On Identifiable Luggage And More Hatred
Sun, November 13, 2005 - 9:47 AM PST
Before I fly again, I need to find a way to make my luggage immediately recognizable. Not that this thought is that outside of the box, but do you have any idea how many people travel with a black carry-on and check-in a black duffel bag? Too many.
I also need to find some way not to hate random people during the airport/airplane experience. Take this for example. Yesterday, I'm sitting in O'Hare waiting for my connection to Seattle, and I'm on the end of a bench. Perpendicular to my bench, and slightly off to the side was another bench, with someone else sitting on the end. I had my carry-on underneath the bench - the other guy had his in the aisle. Same bag, both easy to slide under the seat, no reason not to really. And every person that walked between us had to dodge his bag, sometimes nudging me, but always having to move awkwardly. And he kept looking down at his bag, as if he knew that it didn't belong there, but scared to tuck it under his seat as if doing so would be cowardly and he was committed to keeping it where it was. I hated him. He ended up sitting beside me on the flight, bumping into me repeatedly throughout.
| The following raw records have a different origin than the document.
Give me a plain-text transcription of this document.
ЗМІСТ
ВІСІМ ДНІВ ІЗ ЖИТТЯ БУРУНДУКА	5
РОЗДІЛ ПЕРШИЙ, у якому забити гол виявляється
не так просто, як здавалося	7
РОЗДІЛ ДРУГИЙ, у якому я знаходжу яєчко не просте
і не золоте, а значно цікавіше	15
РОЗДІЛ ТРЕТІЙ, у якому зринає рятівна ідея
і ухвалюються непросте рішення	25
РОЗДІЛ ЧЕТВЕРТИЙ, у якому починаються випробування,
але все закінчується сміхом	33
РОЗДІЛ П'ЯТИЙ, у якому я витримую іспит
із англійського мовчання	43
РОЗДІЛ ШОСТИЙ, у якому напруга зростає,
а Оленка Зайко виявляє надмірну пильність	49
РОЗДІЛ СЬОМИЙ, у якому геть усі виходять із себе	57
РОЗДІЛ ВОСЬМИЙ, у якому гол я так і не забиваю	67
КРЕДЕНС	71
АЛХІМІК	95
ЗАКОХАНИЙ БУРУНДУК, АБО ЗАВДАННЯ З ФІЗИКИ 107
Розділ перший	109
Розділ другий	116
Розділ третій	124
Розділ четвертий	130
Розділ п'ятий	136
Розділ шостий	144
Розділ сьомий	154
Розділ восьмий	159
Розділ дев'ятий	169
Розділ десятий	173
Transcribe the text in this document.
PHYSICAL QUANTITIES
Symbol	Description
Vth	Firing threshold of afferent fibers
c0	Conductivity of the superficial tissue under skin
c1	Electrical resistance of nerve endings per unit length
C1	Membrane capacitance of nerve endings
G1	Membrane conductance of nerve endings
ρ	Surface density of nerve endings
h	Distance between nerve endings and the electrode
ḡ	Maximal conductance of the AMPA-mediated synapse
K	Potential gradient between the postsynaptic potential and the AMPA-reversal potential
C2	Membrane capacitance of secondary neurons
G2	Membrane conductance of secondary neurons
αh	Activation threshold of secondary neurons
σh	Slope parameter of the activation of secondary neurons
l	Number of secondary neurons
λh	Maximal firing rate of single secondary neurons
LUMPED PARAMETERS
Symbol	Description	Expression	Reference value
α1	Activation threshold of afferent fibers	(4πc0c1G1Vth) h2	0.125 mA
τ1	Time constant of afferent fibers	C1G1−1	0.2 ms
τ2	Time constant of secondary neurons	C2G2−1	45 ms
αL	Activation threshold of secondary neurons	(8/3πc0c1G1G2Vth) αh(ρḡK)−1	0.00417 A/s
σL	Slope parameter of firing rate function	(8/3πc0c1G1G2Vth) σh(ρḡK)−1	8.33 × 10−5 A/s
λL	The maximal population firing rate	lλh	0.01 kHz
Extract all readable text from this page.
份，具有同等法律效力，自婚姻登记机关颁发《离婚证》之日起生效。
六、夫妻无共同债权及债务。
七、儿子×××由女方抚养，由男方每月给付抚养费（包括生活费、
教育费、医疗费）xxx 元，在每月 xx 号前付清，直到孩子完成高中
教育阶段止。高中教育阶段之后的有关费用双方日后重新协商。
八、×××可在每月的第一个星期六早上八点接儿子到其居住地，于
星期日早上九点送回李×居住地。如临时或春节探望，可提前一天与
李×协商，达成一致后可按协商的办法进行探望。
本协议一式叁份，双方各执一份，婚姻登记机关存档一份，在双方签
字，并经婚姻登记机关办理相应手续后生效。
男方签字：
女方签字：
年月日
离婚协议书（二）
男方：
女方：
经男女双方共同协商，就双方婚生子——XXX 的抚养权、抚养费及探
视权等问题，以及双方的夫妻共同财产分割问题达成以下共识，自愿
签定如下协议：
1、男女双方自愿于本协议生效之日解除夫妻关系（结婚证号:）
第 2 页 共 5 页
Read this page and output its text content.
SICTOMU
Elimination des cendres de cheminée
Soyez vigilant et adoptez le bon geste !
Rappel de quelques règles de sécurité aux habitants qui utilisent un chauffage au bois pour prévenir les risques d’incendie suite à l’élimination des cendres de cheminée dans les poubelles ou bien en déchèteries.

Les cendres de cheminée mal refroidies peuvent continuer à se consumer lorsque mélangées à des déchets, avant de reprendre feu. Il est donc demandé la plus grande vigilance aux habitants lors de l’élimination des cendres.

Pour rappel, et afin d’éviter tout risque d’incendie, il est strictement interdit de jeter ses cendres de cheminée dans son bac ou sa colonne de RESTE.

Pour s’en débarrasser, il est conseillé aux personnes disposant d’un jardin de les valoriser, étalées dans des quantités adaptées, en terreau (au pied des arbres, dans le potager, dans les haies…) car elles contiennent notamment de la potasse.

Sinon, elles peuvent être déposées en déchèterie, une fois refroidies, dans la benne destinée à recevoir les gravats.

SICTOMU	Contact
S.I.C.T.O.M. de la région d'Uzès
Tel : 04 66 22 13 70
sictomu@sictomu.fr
And across the aisle from us sat a guy about my age, but stuck in 1992 sadly. He obviously was from Seattle, very heavily involved in the grunge scene. Only not the grunge scene that I used to like... no, this was a weird grunge thing. He did all the normal grunge stuff that you'd expect. Big greasy hair and bushy lambchop burns. Black jeans with holes all over them. One of those trunks with stickers from semi-obscure bands all over it. Oh, and a stuffed animal. A filthy stuffed animal, just covered in stains and dirt and god knows what else. And he held it close the entire flight, or at least whenever I glanced over at him. I hated him pretty much the instant I saw him.
It didn't help though when he opened his mouth to talk. Unsurprisingly, he was in the wrong seat. He was supposed to have the aisle seat, but he had the window. And when a lady matter-of-factly informed him of this, his reaction was, and I quote "well, should we flip for it or does it really matter?" which of course blew both me and the lady away. She wanted her seat. She didn't have to flip for it and it obviously mattered to her or she wouldn't have brought it up to begin with. She got her way. What kind of a world does somebody like that entertain in their mind that such a response as reasonable?
Or maybe I'm supposed to hate people like that.